ギガフォトン株式会社(本社: 栃木県小山市、代表取締役社長: 渡辺裕司、http://www.gigaphoton.com/ )は、液浸のダブルパターニングに対応した露光装置用の光源として、インジェクションロック技術を搭載したArF(フッ化アルゴン)エキシマレーザの新製品「GT62A」(発振波長: 193 nm、出力: 90ワット、発振周波数: 6,000 Hz)を開発したと発表しました。すでにレーザテストを終えており、ギガフォトンでは2008年中頃から液浸露光装置に搭載されて半導体工場での稼動が開始されると見込んでいます。

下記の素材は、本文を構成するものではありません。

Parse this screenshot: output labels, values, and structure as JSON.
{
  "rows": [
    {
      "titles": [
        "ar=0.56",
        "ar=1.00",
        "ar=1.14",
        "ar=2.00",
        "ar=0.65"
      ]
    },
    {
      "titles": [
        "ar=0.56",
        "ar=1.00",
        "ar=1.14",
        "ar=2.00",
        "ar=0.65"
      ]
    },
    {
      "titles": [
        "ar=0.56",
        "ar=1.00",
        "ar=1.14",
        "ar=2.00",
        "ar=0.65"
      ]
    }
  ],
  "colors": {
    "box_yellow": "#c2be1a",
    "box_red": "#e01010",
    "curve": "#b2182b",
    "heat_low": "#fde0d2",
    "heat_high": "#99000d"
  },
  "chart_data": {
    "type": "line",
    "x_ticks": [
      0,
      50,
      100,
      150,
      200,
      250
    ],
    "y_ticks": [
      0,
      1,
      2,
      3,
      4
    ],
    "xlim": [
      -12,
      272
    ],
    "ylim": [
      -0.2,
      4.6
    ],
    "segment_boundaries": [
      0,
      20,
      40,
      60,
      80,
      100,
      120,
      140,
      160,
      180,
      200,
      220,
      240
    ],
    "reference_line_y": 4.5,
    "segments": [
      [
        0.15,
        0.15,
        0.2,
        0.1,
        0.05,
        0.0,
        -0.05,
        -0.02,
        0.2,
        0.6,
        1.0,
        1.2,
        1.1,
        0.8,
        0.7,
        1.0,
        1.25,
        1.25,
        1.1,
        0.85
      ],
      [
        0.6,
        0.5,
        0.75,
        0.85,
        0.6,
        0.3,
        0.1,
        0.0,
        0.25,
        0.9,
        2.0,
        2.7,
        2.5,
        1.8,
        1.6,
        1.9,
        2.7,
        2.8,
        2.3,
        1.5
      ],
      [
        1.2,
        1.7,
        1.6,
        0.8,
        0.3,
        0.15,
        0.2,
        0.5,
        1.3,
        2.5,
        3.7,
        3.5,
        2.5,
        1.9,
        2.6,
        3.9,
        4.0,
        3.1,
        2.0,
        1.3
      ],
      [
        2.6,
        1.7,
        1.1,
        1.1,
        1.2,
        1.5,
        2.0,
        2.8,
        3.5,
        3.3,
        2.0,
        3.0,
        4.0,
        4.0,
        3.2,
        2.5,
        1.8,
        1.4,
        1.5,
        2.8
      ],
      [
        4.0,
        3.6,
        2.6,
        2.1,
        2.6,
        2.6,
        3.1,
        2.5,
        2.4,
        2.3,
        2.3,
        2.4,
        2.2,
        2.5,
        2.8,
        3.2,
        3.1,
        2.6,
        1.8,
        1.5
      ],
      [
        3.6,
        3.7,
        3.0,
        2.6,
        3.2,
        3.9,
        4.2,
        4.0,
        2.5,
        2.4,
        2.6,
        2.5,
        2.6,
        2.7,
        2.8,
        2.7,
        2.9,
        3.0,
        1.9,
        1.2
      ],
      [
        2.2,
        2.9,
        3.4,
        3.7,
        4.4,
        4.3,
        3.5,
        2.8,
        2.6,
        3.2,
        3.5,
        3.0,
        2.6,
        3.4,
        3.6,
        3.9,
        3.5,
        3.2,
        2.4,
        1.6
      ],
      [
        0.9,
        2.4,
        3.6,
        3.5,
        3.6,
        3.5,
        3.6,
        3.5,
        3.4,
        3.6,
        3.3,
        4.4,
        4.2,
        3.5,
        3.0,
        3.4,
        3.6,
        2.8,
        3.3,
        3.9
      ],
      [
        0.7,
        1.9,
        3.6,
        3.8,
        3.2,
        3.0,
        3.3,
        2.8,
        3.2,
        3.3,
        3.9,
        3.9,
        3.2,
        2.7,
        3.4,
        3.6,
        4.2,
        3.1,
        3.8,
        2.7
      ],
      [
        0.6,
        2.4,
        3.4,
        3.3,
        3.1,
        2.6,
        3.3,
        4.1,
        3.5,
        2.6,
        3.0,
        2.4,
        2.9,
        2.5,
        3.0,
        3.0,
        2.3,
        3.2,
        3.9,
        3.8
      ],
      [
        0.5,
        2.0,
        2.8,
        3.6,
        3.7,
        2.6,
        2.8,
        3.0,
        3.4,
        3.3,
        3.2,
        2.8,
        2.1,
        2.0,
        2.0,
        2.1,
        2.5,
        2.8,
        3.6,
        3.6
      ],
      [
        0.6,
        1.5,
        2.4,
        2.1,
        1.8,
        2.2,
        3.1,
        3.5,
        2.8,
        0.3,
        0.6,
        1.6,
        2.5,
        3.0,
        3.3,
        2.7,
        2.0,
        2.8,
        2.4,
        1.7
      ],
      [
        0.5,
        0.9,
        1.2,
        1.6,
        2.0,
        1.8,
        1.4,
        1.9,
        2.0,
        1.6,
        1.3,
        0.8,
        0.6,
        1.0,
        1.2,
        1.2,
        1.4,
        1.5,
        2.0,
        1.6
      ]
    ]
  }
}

今日の最先端半導体リソグラフィプロセスでは、45nmノードに対応する液浸リソグラフィ技術が量産に適用されつつあります。同時に次世代の32nmノードについては、液浸のダブルパターニングが最有力候補とされています。液浸ダブルパターニングの装置では露光の解像性能に加えて、経済性を高める観点から高スループット、高稼働率が求められます。光源のレーザに対してもさらなる高出力、高稼働率と同時に運転コストの低減への要求が一層高まっています。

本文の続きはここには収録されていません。